The IT team at Queensland's Department of Science, IT, Innovation and the Arts will soon be equipped with a new set of skills in order to interact better with customers, under a directive set by incoming CIO Gyl Stacey.
Stacey this week flagged intentions to work alongside her whole-of-government equivalent, QGCIO Andrew Mills, to turn DSITIA into a showcase for what other agencies can achieve with IT.
But before than can happen, “there is going to have to be some re-skilling”.
“Although we are quite good at technology and technology delivery, we are not that good at discussing strategy with our customers," Stacey told industry representatives in Brisbane.
"Our people need to have the skills to explain how IT can help create better outcomes for the business.
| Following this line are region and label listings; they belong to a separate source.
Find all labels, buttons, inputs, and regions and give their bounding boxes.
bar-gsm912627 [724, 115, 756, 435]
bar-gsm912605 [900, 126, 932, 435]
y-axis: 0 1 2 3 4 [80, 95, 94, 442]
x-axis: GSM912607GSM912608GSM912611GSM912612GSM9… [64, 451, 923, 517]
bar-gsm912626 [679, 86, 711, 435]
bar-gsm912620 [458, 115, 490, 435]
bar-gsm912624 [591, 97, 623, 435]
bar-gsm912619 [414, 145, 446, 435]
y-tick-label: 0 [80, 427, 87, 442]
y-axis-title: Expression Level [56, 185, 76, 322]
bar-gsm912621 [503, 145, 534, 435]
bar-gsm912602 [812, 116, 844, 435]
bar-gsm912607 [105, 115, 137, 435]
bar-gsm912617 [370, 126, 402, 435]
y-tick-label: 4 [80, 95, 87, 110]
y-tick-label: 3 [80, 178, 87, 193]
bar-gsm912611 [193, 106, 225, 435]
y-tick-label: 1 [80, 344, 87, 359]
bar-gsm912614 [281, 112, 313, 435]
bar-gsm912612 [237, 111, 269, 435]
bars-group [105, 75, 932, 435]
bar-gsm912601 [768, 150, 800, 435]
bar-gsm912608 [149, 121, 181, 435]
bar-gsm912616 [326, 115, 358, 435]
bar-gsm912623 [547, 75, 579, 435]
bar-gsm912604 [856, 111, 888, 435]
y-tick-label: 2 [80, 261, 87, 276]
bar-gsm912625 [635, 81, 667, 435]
We are probably going to be looking to people like you, our industry partners, to help us with that.”
DSITIA's current make-up of IT workers - predominantly technicians - is "going to have to change" to ensure they have the skills to explain how IT can help create better outcomes for the business.
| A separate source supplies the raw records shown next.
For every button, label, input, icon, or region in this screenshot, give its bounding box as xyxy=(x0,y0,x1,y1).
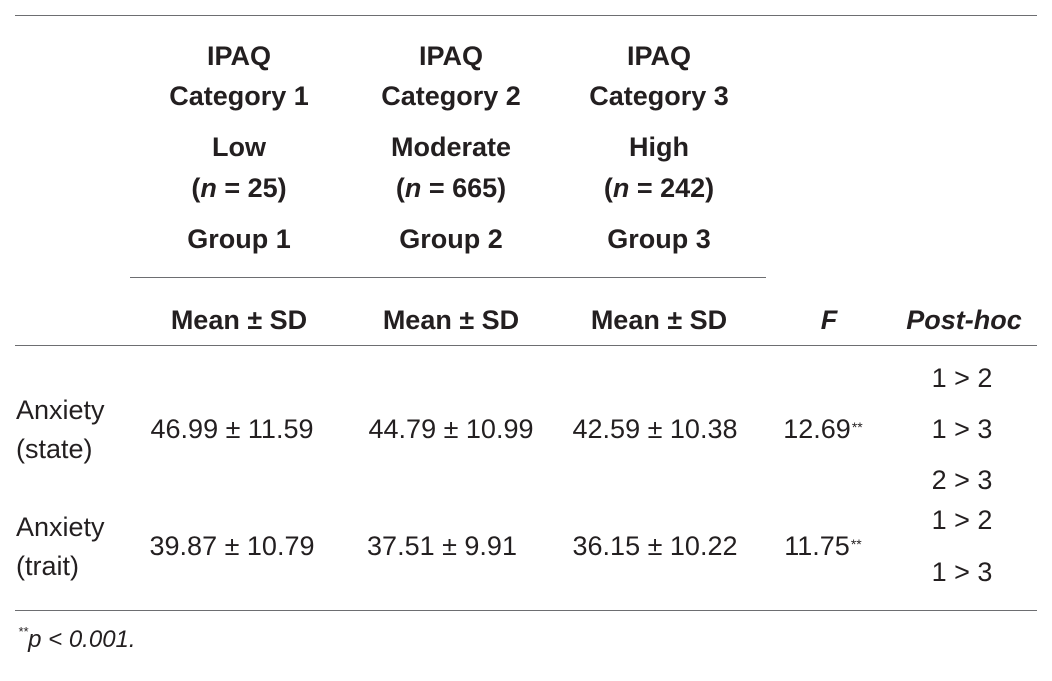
cell-f: 11.75** xyxy=(784,531,862,561)
footnote-marker: ** xyxy=(18,624,29,639)
mean-sd-header-3: Mean ± SD xyxy=(590,305,728,335)
posthoc-item: 2 > 3 xyxy=(931,465,993,495)
row-label-line1: Anxiety xyxy=(16,395,105,425)
row-label-line1: Anxiety xyxy=(16,512,105,542)
footnote-text: p < 0.001. xyxy=(28,626,136,653)
group-1-level: Low xyxy=(212,132,266,162)
group-2-label: Group 2 xyxy=(399,224,503,254)
posthoc-item: 1 > 3 xyxy=(931,414,993,444)
group-3-title-line1: IPAQ xyxy=(626,41,692,71)
row-label-line2: (trait) xyxy=(16,551,79,581)
group-3-title-line2: Category 3 xyxy=(589,81,729,111)
posthoc-item: 1 > 2 xyxy=(931,363,993,393)
group-3-level: High xyxy=(629,132,689,162)
posthoc-header: Post-hoc xyxy=(906,305,1022,335)
group-2-n: (n = 665) xyxy=(395,173,507,203)
group-3-label: Group 3 xyxy=(607,224,711,254)
cell-group-3: 36.15 ± 10.22 xyxy=(572,531,738,561)
mean-sd-header-1: Mean ± SD xyxy=(170,305,308,335)
cell-group-2: 44.79 ± 10.99 xyxy=(368,414,534,444)
group-2-title-line1: IPAQ xyxy=(418,41,484,71)
mean-sd-header-2: Mean ± SD xyxy=(382,305,520,335)
group-header-rule xyxy=(130,277,766,278)
group-2-level: Moderate xyxy=(390,132,512,162)
table-footnote: **p < 0.001. xyxy=(18,624,136,654)
group-1-n: (n = 25) xyxy=(191,173,287,203)
top-rule xyxy=(15,15,1037,16)
posthoc-item: 1 > 2 xyxy=(931,505,993,535)
group-1-title-line2: Category 1 xyxy=(169,81,309,111)
group-1-label: Group 1 xyxy=(187,224,291,254)
cell-group-3: 42.59 ± 10.38 xyxy=(572,414,738,444)
header-bottom-rule xyxy=(15,345,1037,346)
group-1-title-line1: IPAQ xyxy=(206,41,272,71)
group-3-n: (n = 242) xyxy=(603,173,715,203)
group-2-title-line2: Category 2 xyxy=(381,81,521,111)
significance-marker: ** xyxy=(850,536,862,552)
cell-group-1: 46.99 ± 11.59 xyxy=(150,414,314,444)
cell-f: 12.69** xyxy=(783,414,863,444)
cell-group-2: 37.51 ± 9.91 xyxy=(367,531,517,561)
cell-group-1: 39.87 ± 10.79 xyxy=(149,531,315,561)
posthoc-item: 1 > 3 xyxy=(931,557,993,587)
f-header: F xyxy=(820,305,838,335)
table-bottom-rule xyxy=(15,610,1037,611)
significance-marker: ** xyxy=(851,419,863,435)
row-label-line2: (state) xyxy=(16,434,93,464)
Stacey moved to DSITIA from a technology role with the Queensland Police Service, taking over IT services for the department’s roughly 3000 employees.
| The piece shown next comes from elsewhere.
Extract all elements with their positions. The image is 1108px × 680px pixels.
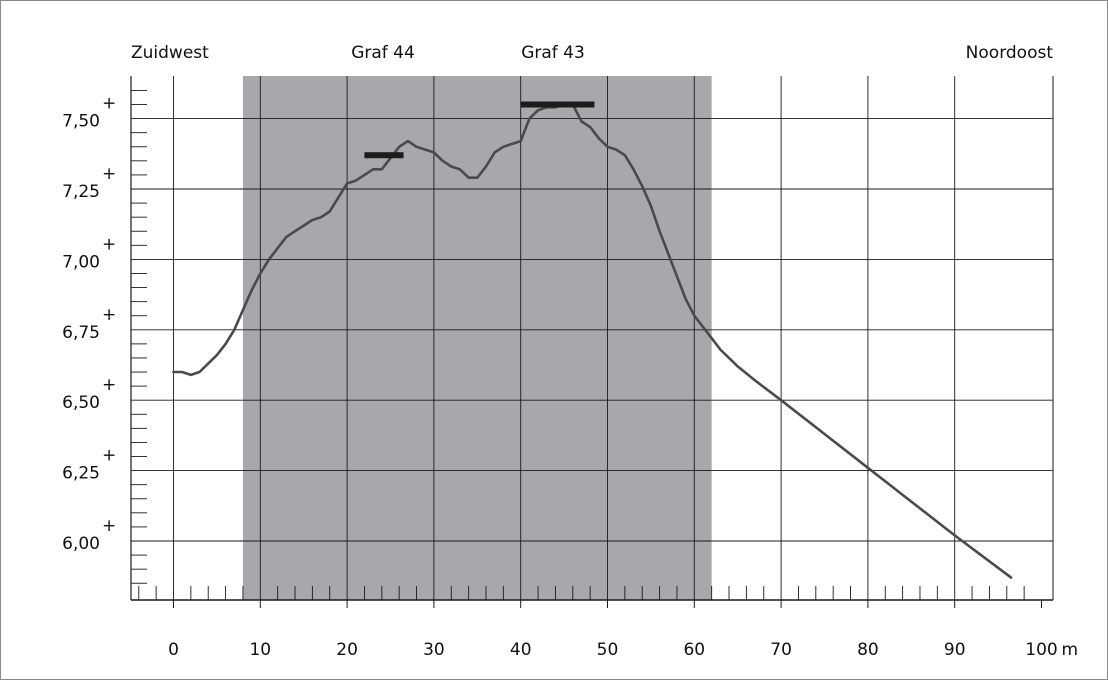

She did not outline whether she expected the workforce overhaul to affect the numbers of IT employees working across the organisation, which already shed 271 roles from its IT-focussed divisions in 2012-13 as part of a Department-wide cull of 600 FTE positions.
The Department has continued to shrink, albeit at a slower rate, since 30 June 2013, having dropped roughly another 100 FTE staff in the nine months to March 2014.
Her team would also need to get better at their strategic people skills to prepare for the inevitable incursion of contestability into DSITIA’s operations under the state government’s hardline outsourcing push, Stacey said.
“Contestability is here now and we're not quite ready yet,” she told the audience.
“We have heaps of people ... who are willing and ready to engage with us to help us to deliver services in an efficient way through managed services or outsourcing. But quite frankly we're not there yet as an organisation.
“We have got to understand what we want and we have got to be able to articulate that to our suppliers. Once that service is delivered we have to be able to manage performance and we have to be able to manage contracts. We need to develop these skills into the future."